If the project is enabled for BI Engine acceleration, then the output produces a new field, biEngineStatistics. Here is a sample job report:

 "statistics": {
    "creationTime": "1602175128902",
    "endTime": "1602175130700",
    "query": {
      "biEngineStatistics": {
        "biEngineMode": "DISABLED",
        "biEngineReasons": [
          {
            "code": "UNSUPPORTED_SQL_TEXT",
            "message": "Detected unsupported join type"
          }
        ]
      },

For more information about the BiEngineStatistics field, see the Job reference.

Cloud Monitoring

BI Engine integrates with Cloud Monitoring to surface key metrics for monitoring and alerting purposes. These are the metrics that are monitored:

Resource type Metric name Description
Project Reservation Total Bytes Total capacity allocated within one Cloud project.
Project Reservation Used Bytes Total capacity used within one Cloud project.

Feedback and updates

Once you're enrolled in the preview, you can post questions and comments in the discussion group. We also use this group to provide updates on ongoing improvements and features during the preview phase.

Pricing

There is no cost to using the BI Engine SQL interface during the first 20 weeks of the preview phase.

Once the preview ends, BI Engine will follow the pricing model that's described on the BI Engine pricing page.

Supported regions

Like BigQuery, BI Engine is a regional and a multi-regional resource.

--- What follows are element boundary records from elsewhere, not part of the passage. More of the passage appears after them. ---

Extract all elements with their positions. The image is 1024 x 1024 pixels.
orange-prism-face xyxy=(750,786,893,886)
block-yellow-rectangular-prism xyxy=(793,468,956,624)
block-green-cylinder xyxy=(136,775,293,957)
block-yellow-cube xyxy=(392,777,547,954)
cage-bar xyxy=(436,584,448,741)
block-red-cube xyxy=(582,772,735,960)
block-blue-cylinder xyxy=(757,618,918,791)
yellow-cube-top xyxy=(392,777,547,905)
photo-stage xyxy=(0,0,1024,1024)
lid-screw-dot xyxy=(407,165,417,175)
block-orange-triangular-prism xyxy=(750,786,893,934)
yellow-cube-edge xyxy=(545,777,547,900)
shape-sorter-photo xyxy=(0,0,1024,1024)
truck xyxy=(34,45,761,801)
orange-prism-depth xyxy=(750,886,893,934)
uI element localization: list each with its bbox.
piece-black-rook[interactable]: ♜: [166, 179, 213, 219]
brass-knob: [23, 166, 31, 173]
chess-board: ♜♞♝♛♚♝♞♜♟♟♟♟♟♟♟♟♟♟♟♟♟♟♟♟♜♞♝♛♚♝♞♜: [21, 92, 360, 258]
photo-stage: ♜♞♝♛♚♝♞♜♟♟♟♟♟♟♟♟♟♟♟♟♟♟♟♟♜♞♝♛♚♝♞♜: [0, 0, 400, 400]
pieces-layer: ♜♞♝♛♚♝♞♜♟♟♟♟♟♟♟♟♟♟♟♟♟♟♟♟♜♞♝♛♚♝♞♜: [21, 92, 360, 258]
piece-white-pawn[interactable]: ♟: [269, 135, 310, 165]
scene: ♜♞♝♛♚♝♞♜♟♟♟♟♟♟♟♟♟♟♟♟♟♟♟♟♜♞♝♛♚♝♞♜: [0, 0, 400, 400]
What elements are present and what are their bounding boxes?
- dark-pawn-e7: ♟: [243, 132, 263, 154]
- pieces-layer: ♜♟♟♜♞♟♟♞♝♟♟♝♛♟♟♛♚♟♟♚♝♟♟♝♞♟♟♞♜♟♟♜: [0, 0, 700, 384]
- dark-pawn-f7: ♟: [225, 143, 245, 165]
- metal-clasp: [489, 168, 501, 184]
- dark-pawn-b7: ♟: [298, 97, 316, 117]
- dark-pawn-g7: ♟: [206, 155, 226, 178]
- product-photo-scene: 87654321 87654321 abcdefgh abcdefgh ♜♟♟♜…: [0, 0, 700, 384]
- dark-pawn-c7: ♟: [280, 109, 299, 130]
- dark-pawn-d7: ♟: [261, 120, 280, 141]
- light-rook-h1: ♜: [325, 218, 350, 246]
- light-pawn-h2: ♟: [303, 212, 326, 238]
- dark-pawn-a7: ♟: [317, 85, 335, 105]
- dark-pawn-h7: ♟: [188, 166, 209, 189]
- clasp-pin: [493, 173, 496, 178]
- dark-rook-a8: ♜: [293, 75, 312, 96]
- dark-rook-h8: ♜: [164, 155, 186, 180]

BI Engine processes your data in the same region where your data is located inside BigQuery.

The preview phase of BI Engine SQL interface supports the following locations.

Regional locations

Region description Region name
Americas
Los Angeles us-west2
Northern Virginia us-east4
Oregon us-west1
South Carolina us-east1
Asia Pacific
Singapore asia-southeast1
Tokyo asia-northeast1

Multi-regional locations

Multi-region description Multi-region name
Data centers within member states of the European Union1 EU
Data centers in the United States US

1 Data located in the EU multi-region is not stored in the europe-west2 (London) or europe-west6 (Zürich) data centers.